Per la Cina non era tempo di pace, sconfitti gli invasori giapponesi, era giunto il momento di regolare i conti fra i due grandi schieramenti: i nazionalisti del Kuomitang supportati dagli americani e i comunisti guidati da Mao e finanziati dall’URSS. Il Grande Timoniere condusse alla vittoria i comunisti nel 1949, ma nel frattempo, la Cina riuscì a disputare un’altra olimpiade.

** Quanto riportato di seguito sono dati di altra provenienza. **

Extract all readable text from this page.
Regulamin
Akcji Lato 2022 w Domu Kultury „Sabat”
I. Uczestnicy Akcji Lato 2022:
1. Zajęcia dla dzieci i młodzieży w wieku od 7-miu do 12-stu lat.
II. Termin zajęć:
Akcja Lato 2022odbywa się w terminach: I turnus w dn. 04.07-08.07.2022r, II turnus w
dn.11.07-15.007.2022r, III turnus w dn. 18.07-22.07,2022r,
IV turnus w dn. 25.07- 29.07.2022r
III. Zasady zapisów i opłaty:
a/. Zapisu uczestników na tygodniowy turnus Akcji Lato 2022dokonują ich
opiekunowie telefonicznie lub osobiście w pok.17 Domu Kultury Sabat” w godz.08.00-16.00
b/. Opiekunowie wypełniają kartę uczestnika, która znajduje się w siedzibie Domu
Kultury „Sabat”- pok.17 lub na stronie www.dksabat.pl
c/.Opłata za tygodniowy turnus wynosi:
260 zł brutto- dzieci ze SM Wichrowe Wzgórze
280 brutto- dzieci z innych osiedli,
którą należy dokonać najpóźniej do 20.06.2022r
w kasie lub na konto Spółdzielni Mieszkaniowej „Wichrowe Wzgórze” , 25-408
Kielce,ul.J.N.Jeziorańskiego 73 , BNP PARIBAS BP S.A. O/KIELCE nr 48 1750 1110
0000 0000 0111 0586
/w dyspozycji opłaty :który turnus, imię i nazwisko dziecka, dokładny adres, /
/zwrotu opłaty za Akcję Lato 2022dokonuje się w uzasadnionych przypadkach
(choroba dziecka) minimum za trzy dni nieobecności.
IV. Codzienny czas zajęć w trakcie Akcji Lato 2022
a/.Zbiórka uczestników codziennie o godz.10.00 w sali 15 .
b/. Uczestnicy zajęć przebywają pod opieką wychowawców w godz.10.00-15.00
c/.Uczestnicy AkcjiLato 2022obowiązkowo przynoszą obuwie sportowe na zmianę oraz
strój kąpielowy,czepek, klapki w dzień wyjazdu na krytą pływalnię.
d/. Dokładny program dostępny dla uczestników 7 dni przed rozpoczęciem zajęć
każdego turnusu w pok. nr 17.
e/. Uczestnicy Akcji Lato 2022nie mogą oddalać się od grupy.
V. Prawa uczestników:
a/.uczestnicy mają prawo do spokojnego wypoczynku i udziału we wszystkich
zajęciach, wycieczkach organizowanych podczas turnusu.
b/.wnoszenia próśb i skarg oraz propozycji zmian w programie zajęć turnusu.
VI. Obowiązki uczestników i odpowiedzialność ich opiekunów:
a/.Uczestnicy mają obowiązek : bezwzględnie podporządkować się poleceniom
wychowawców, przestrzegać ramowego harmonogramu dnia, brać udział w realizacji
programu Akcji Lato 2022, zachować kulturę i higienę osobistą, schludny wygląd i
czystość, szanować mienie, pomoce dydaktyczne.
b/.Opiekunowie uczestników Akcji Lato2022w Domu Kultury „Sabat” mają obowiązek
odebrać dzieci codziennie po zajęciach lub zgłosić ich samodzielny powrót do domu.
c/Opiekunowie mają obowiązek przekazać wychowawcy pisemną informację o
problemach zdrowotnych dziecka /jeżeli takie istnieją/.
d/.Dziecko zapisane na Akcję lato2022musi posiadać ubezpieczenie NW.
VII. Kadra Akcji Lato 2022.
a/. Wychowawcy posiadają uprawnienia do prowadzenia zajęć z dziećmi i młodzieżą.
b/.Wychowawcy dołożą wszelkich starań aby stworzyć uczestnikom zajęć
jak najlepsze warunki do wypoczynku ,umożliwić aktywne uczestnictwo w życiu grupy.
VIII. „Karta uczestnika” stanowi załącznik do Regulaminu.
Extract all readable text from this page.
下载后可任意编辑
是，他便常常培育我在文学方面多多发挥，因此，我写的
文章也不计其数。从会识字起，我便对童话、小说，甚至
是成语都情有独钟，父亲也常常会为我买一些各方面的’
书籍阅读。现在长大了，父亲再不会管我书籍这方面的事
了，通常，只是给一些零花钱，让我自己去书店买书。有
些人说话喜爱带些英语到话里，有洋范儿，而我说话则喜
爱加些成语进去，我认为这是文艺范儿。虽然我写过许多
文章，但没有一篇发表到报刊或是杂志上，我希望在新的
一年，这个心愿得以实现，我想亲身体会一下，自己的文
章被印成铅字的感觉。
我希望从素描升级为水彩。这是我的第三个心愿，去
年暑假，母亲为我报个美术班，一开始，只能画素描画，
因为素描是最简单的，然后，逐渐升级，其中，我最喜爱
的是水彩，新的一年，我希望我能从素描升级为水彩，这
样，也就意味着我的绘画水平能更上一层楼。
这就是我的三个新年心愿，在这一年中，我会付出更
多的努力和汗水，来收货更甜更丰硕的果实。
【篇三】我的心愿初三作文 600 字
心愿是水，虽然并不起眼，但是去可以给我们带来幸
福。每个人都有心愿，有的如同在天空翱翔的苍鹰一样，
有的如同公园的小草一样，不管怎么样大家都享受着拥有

Londra 1948: Il numero degli atleti coinvolti calò a 30 e Lee Wai Tong era sempre presente, questa volta in veste di allenatore, ruolo che aveva già ricoperto da giovanissimo alla fine degli anni ’20 all’università di Shanghai. Anche questa volta il percorso della nazionale cinese si interruppe al primo turno, con un 4-0 in favore della Turchia.

IL MITO DI LEE WAI TONG

Oltre ad essere stato un grandissimo attaccante, Lee fu un grande uomo, dotato di una visione anni luce rispetto ai propri tempi, non solo dal punto di vista didattico, ma sopratutto per la concezione di sport come elemento di unione fra i popoli. Infatti quella di Lee è una figura che tiene unite le tre Cine: nacque a Hong Kong e disputò la maggior parte della sua carriera al club dell’ex colonia britannica, il South China; rappresentò la Repubblica pre comunista con grandi successi, e infine seguì il flusso migratorio dei nazionalisti a Taiwan, dove da allenatore portò la nazionale di Taipei a trionfare nei giochi asiatici del 1954 e del 1958.

Il suo indiscutibile valore è stato riconosciuto dalla FIFA, che nel 1976 ha stilato la classifica dei cinque giocatori più forti e influenti fino a quel periodo, e il nome di Lee Wai Tong figurava accanto a quello di mostri sacri come Pelè, Matthews, Puskas e Alfredo Di Stefano.